1966 – Landesverrat nach der Spiegel-Affäre und die Mosaiktheorie
Die "Spiegel"-Affäre hatte die Justiz und ihre Kritiker 1962 daran erinnert, dass sich auch Journalisten wegen Landesverrats verdächtig machten, wenn sie dem Feind im Osten die Arbeit dadurch erleichterten, dass sie öffentlich bekannte Details zu diskretionsbedürftigen Staatsangelegenheiten nur neu zusammenstellten und publizierten.

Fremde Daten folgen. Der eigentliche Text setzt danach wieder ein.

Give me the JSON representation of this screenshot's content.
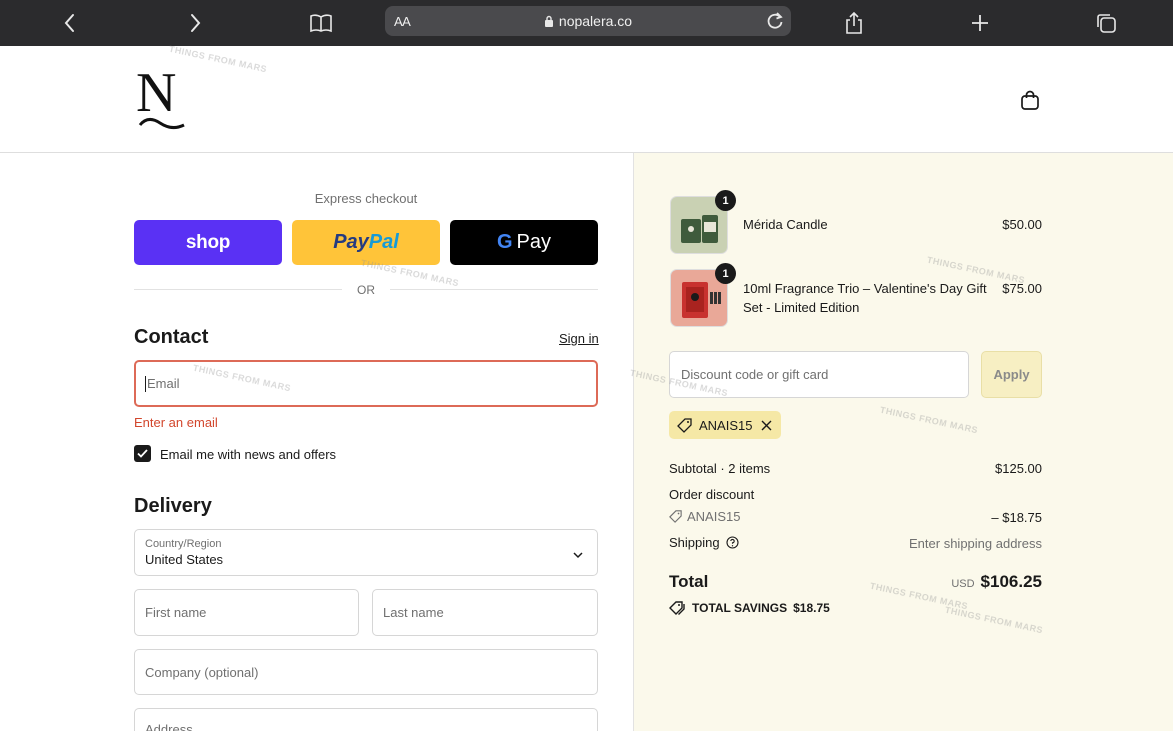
{
  "browser": {
    "aa_label": "AA",
    "url": "nopalera.co"
  },
  "header": {
    "logo_letter": "N"
  },
  "express": {
    "label": "Express checkout",
    "shop_label": "shop",
    "paypal_part1": "Pay",
    "paypal_part2": "Pal",
    "gpay_g": "G",
    "gpay_label": "Pay",
    "or_label": "OR"
  },
  "contact": {
    "heading": "Contact",
    "sign_in": "Sign in",
    "email_placeholder": "Email",
    "error": "Enter an email",
    "newsletter_label": "Email me with news and offers",
    "newsletter_checked": true
  },
  "delivery": {
    "heading": "Delivery",
    "country_label": "Country/Region",
    "country_value": "United States",
    "first_name_placeholder": "First name",
    "last_name_placeholder": "Last name",
    "company_placeholder": "Company (optional)",
    "address_placeholder": "Address"
  },
  "order": {
    "items": [
      {
        "name": "Mérida Candle",
        "price": "$50.00",
        "qty": "1"
      },
      {
        "name": "10ml Fragrance Trio – Valentine's Day Gift Set - Limited Edition",
        "price": "$75.00",
        "qty": "1"
      }
    ],
    "discount_placeholder": "Discount code or gift card",
    "apply_label": "Apply",
    "applied_code": "ANAIS15",
    "subtotal_label": "Subtotal · 2 items",
    "subtotal_value": "$125.00",
    "order_discount_label": "Order discount",
    "discount_code": "ANAIS15",
    "discount_value": "– $18.75",
    "shipping_label": "Shipping",
    "shipping_value": "Enter shipping address",
    "total_label": "Total",
    "total_currency": "USD",
    "total_value": "$106.25",
    "savings_label": "TOTAL SAVINGS",
    "savings_value": "$18.75"
  },
  "watermark": "THINGS FROM MARS",
  "colors": {
    "shop_purple": "#5a31f4",
    "paypal_yellow": "#ffc439",
    "error_red": "#d2462c",
    "summary_bg": "#fbf9eb",
    "tag_bg": "#f5e8a6"
  }
}
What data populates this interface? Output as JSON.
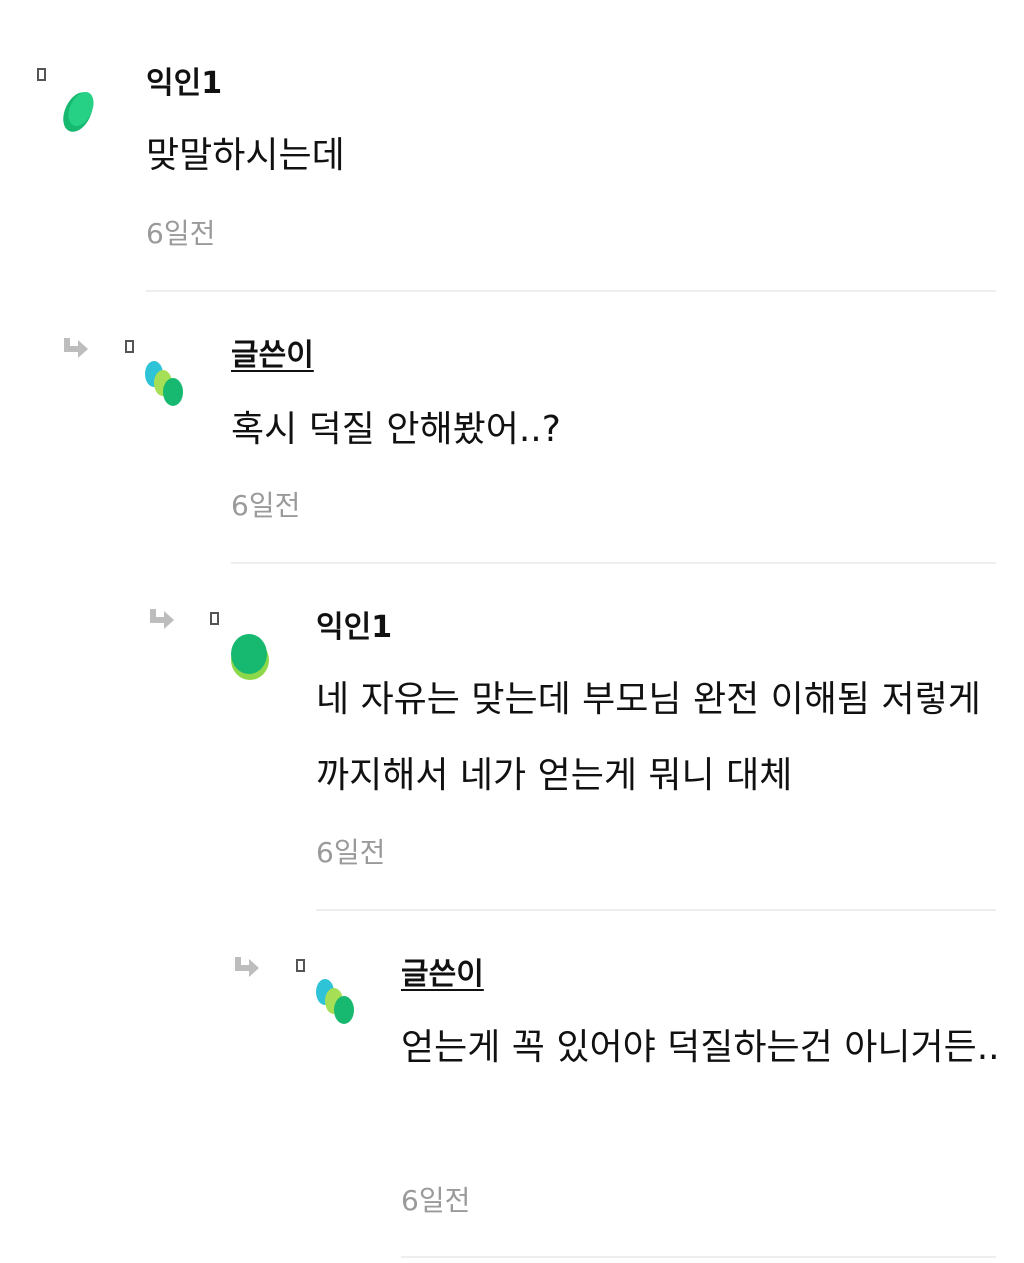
{
  "comments": [
    {
      "author": "익인1",
      "is_op": false,
      "content": "맞말하시는데",
      "time": "6일전",
      "avatar": "green-leaf-avatar"
    },
    {
      "author": "글쓴이",
      "is_op": true,
      "content": "혹시 덕질 안해봤어..?",
      "time": "6일전",
      "avatar": "tricolor-dots-avatar"
    },
    {
      "author": "익인1",
      "is_op": false,
      "content": "네 자유는 맞는데 부모님 완전 이해됨 저렇게까지해서 네가 얻는게 뭐니 대체",
      "time": "6일전",
      "avatar": "green-lime-avatar"
    },
    {
      "author": "글쓴이",
      "is_op": true,
      "content": "얻는게 꼭 있어야 덕질하는건 아니거든..",
      "time": "6일전",
      "avatar": "tricolor-dots-avatar"
    }
  ],
  "icons": {
    "reply": "reply-arrow-icon",
    "marker": "small-square-icon"
  },
  "colors": {
    "avatar_green": "#1DC77E",
    "avatar_lime": "#8DD84A",
    "avatar_cyan": "#2EC3D6",
    "time_gray": "#9A9A9A",
    "divider": "#EEEEEE"
  }
}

Walter Stree, Strafrechtsprofessor in Münster, erinnerte an die seiner Meinung nach antiquierte Rechtsprechung des Reichsgerichts, das 1893 "die Zusammentragung von Einzelheiten über die Beschaffenheit der deutschen Küste von Emden bis Kiel als Gesamtbild [als] einen geheimhaltungsbedürftigen Gegenstand" deklariert hatte. Gehandelt wird diese Konstruktion als "Mosaiktheorie" – nicht das Detail ist ein Geheimnis, sondern das aus der Verarbeitung der Daten entstehende Gesamtbild.
Das fand Professor Stree überholt: Damals hochmoderne Weltraum-Spionagegeräte wie der US-amerikanische Satellit „Samos“ machten derlei Rechtsprechung obsolet.
Eine heitere Zeit der Staatsschutzdiskussion muss das gewesen sein, abgedruckt in der Zeitschrift für die gesamte Strafrechtswissenschaft, 1966, S. 663-694. Heute braucht das Mosaik Vertraulichkeit, das Mosaikgewimmel und erst recht den Kit zwischen den Steinchen – die Metadaten.